Future Treasures: Infinity Wars, edited by Jonathan Strahan
Infinity Wars is the sixth volume in what Jonathan Strahan calls The Infinity Project, a series of science fiction anthologies from Solaris that include Reach For Infinity (2014), Meeting Infinity (2015), and one of the most acclaimed anthologies of last year, Bridging Infinity (2016). Jonathan says he’s “already pushing ahead on the seventh.”
The success of the project is a huge vindication for Solaris, who took a chance on the ambitious series just when it was starting to look like the original SF and fantasy paperback anthology was dead. Infinity Wars arrives in trade paperback next month. Here’s the description.
Conflict is Eternal
We have always fought. Tales of soldiers and war go back to the very roots of our history, to the beginnings of the places we call home. And science and technology have always been inextricably linked with the deadly art of war, whether through Da Vinci’s infamous machineries of war or the Manhattan Project’s world-ending bombs or distant starships fighting unknowable opponents.

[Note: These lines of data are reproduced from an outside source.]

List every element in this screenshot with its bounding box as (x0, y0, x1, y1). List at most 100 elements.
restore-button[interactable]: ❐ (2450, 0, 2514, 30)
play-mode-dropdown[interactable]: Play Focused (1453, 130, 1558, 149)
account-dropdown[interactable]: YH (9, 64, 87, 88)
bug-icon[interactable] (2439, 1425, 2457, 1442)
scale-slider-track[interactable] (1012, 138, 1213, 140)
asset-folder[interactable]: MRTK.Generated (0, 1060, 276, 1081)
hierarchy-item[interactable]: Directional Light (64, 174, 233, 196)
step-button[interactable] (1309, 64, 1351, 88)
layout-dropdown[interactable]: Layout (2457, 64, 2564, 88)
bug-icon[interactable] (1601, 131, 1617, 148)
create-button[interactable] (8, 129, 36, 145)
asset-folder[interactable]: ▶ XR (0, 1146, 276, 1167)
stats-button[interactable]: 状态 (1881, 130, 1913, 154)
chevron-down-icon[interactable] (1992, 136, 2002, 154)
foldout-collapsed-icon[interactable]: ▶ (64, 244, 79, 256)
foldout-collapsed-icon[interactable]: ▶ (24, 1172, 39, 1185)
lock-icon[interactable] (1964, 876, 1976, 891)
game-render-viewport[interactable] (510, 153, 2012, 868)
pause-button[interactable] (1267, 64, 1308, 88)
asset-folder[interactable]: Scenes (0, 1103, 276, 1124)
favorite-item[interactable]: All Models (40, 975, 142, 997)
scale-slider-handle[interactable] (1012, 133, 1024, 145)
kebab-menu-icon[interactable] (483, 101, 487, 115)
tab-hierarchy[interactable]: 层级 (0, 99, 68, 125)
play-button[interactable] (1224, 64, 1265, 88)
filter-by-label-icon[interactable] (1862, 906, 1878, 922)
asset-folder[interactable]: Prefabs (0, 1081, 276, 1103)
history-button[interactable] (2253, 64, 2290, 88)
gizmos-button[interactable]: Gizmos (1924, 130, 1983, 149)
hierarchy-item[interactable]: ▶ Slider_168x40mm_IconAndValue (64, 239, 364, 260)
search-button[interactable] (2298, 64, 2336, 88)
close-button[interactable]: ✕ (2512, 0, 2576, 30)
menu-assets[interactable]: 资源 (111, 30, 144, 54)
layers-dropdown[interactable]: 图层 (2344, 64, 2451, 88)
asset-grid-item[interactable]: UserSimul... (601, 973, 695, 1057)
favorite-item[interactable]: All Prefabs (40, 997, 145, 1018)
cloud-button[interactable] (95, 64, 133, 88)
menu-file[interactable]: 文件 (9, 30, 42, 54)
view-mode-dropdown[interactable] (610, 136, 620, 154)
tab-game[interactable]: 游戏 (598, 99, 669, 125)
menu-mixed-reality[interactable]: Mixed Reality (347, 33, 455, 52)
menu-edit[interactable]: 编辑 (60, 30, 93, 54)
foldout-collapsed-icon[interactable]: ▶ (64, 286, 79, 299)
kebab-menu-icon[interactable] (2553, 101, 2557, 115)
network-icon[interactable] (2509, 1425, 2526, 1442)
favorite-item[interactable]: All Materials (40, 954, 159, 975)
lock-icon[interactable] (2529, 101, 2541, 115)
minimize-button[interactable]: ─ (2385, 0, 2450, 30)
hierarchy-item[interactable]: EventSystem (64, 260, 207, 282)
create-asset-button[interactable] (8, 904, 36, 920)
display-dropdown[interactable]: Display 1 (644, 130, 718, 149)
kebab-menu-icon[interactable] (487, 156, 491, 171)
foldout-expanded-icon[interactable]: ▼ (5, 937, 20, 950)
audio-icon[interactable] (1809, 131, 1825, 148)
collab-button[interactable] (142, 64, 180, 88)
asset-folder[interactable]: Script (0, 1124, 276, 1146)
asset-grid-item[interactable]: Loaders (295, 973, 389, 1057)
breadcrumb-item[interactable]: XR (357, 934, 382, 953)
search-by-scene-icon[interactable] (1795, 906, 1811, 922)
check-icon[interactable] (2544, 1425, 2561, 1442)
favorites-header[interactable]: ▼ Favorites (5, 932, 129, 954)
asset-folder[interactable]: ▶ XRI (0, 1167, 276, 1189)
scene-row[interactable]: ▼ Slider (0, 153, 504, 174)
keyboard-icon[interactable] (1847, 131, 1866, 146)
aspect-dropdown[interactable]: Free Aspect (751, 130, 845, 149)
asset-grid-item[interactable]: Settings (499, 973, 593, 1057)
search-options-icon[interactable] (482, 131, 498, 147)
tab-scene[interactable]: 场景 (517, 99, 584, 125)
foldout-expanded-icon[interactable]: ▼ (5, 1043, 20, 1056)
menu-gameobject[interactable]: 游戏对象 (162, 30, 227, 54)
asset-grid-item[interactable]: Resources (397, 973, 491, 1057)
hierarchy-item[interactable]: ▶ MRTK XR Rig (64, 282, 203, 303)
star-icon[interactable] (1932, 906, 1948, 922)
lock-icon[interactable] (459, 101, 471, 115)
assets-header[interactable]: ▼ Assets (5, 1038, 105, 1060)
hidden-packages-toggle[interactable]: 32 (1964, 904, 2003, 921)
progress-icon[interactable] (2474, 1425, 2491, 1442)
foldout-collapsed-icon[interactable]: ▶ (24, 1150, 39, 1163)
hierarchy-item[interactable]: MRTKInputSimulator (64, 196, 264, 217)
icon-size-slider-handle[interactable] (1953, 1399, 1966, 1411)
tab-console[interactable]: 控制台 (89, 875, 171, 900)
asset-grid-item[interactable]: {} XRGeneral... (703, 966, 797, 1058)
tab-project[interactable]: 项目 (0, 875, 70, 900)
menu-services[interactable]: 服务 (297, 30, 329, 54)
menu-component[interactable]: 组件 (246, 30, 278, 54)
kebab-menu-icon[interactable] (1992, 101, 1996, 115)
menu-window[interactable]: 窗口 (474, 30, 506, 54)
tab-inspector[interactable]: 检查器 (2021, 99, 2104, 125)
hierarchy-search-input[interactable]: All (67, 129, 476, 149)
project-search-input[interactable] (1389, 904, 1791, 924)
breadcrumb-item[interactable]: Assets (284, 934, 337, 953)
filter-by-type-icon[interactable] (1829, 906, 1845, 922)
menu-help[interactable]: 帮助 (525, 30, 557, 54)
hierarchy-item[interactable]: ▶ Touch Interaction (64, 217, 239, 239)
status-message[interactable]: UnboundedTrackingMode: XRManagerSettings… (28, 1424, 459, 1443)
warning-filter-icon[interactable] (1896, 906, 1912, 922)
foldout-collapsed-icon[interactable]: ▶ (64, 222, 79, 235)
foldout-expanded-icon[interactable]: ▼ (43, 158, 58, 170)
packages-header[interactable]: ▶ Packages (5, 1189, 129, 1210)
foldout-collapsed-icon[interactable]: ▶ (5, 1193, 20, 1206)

Oppenheimer once wrote that “the atomic bomb made the prospect of future war unendurable. It has led us up those last few steps to the mountain pass; and beyond there is a different country.” But unendurable or not, future always comes. War was integral to science faction at its birth and remains so today, whether on the page or on the screen.
Infinity Wars asks one question: what would Oppenheimer’s different country be like? Who would fight it? Because at the end of it all, it always come down to a soldier alone, risking life and limb to achieve a goal that may never really make sense at all. How would those soldiers feel? What would they experience?